Pain Français - French Bread
- 1 packet of active dry yeast
- 1/3 cup warm water 95-100°F
- 3 1/2 cups all-purpose flour
- 2 1/4 tsp salt
- 1 1/4 cups cool water 70-75°F
- Stir the yeast into 1/3 cup warm water and set aside. Measure flour and salt into a mixing bowl; once the yeast is liquified in the water, pour it and the additional cool water into the flour. Using a firm rubber spatula, stir and cut the liquids into the flour, pressing firmly as needed to form the dough. Turn the dough onto a lightly floured kneading surface, making sure all the dough is scraped from the bowl, and let it rest for 2-3 minutes. Either wash and dry the bowl you were using or get a new mixing bowl for the rise.
- Use one hand to knead the dough, and the other to hold the pastry scraper (or a firm rubber spatula) to lift the edges of the dough. Lift the near edge of the dough using the pastry scraper, push it down, and press with the heel of your hand. Continue flipping with the scraper, and pushing with your hand for 4-5 minutes until the dough continues to come together. You may need to add a few dustings of flour if it is too sticky. The dough will stick less the faster you knead. Let the dough rest for 3-4 minutes, then knead again for 1 minute. The surface will look smooth, and the dough will be less sticky but still soft.

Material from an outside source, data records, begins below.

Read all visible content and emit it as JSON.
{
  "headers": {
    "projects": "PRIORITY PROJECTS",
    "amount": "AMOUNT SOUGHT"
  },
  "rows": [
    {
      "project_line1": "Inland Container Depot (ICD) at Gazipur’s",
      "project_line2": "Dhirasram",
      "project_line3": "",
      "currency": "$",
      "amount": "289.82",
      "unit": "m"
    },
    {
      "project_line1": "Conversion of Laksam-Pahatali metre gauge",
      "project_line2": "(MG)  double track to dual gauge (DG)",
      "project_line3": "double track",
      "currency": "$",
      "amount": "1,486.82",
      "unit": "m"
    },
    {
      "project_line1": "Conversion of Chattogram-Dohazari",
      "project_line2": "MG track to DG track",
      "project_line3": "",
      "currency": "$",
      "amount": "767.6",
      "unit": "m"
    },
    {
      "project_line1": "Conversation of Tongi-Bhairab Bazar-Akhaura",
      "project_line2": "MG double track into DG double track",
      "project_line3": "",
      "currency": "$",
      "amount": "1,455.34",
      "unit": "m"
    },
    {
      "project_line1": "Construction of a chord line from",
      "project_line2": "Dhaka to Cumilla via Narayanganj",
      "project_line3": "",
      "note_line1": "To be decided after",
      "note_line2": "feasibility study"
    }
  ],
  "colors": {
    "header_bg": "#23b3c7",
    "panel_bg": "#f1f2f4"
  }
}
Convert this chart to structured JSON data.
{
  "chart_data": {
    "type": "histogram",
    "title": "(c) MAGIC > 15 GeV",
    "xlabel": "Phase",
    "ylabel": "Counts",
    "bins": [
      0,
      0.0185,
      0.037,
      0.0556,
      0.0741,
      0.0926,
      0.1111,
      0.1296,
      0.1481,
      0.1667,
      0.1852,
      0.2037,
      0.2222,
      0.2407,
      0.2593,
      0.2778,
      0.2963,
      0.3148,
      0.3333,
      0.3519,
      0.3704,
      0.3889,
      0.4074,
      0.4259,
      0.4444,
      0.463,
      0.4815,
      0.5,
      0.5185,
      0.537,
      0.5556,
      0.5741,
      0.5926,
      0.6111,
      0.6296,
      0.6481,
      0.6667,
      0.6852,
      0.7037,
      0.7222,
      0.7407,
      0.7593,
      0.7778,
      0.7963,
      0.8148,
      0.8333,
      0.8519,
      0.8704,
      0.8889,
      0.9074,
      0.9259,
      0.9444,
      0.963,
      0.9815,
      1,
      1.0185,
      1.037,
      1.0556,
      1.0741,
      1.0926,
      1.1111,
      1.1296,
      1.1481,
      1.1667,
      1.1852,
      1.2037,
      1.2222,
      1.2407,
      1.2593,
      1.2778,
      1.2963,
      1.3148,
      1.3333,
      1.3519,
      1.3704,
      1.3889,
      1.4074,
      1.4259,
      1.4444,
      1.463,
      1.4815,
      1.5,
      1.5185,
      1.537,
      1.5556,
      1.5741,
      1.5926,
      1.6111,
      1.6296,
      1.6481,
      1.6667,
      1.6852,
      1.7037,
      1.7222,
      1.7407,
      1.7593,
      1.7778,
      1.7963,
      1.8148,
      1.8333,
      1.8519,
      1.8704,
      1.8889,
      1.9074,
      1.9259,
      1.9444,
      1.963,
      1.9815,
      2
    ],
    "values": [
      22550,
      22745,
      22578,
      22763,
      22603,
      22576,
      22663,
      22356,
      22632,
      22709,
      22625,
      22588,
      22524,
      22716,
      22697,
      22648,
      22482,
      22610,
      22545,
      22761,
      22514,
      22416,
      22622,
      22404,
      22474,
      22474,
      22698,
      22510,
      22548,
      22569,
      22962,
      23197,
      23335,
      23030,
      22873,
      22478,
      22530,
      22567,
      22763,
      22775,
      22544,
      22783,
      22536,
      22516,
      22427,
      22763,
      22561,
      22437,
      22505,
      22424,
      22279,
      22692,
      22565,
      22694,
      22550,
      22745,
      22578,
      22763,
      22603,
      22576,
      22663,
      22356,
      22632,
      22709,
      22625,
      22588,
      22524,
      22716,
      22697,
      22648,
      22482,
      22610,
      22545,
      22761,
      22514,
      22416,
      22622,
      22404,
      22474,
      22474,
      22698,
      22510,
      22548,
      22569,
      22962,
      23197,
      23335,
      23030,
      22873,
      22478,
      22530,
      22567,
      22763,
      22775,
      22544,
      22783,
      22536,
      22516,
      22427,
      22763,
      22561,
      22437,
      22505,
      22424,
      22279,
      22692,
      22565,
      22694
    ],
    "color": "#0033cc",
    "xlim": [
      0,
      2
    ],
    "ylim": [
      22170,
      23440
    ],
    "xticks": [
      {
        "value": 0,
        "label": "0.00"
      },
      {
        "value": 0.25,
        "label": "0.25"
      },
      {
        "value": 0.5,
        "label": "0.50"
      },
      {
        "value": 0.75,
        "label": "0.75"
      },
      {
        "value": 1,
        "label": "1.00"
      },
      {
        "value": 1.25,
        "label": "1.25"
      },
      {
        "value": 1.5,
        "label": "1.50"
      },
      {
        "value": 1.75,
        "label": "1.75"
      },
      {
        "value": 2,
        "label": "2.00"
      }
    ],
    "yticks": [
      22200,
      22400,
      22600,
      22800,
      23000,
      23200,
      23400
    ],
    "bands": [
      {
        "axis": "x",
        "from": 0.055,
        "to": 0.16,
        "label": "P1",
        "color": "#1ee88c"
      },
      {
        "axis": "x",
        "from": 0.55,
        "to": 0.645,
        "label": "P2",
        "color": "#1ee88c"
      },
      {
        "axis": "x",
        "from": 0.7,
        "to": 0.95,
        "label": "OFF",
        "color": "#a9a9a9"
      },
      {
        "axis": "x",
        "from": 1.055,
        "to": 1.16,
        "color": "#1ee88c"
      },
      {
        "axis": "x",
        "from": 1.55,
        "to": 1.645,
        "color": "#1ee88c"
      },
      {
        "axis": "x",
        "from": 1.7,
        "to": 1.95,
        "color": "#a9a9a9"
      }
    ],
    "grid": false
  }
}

- The first rise. Determine what approximately 10 1/2 cups looks like in the bowl you're using (and use one with more upright sides). Measure either by using measurements in the bowl or by placing 10 1/2 cups of water in the bowl and marking how high it goes (then dump out the water and dry the bowl). This is how high your bread will rise before it's ready to move onto the next step. Place the dough into the bowl, cover with plastic wrap (or a plastic alternative!), and place a folded towel on top. Let the dough rise in a warm room, around 70-75°F. When it has fully risen, it will be slightly domed shaped, tripled in size, and light and spongy.
- The second rise: use a rubber spatula to dislodge the dough from the bowl, turning it out onto a lightly floured surface. Make sure you scrape the bowl clean. If the dough is too sticky, sprinkle lightly with flour; also flour your hands. Lift the corner of the dough closest to you and flip it down to the other side. Do the same with the left, then right side, and flip the near side again. The dough will look like a rounded cushion. Gently pick it up and return it to the bowl. Cover and let it rise again, not quite tripled, for 1 1/2 to 2 hours.
- Once the dough has risen for the second time, release it from the bowl again, onto a lightly floured surface. Let rest for 5 minutes. Prepare a banneton or canvas with flour for the final rise. Next, you will create the final shape for the rounded loaf and create the surface tension in the dough. Start by lifting the left side of the dough and flipping it over to the right. Then, scoop up the right side and flip it over to the left. Turn the dough a quarter turn clockwise and repeat this flip movement 8-10 times, rotating a quarter turn each time. Turn the dough smooth side up and begin turning the ball between your hands, tucking a bit of dough down under the ball as you rotate it. After about 12 turns, place the dough in the banneton smooth side down, and gently pinch the extra dough together. Lightly flour and cover. Let rise for 1 1/2 to 2 1/2 hours.
- Approximately 30 minutes before baking, preheat the oven to 475°F with a pizza stone inside. Flip the dough onto the heated baking sheet (flipping it allows the top to stay moist and therefore rise more while baking). Using a baking lame or sharp knife, slash a half moon on one side of the dough. Brush with ice water and place in oven. The bread will cook for 25-30 minutes until the crust is golden brown and hollow sounding when thumped. After the first three minutes, quickly brush ice water on the loaf, this will help the crust become golden brown and create steam. Do this again three minutes later, and a final time three minutes after.
- Once the bread is fully baked, let cool on a cooling rack for 2-3 hours. It is best eaten the day of, since it has no fats or preservatives. Store it wrapped airtight in the fridge if you plan on eating it a day or two later, but it does best if frozen. To thaw and reheat, turn the oven to 425°F. Quickly run the dough under a slow stream of water, and place the frozen bread inside. The water will help the crust to crisp up.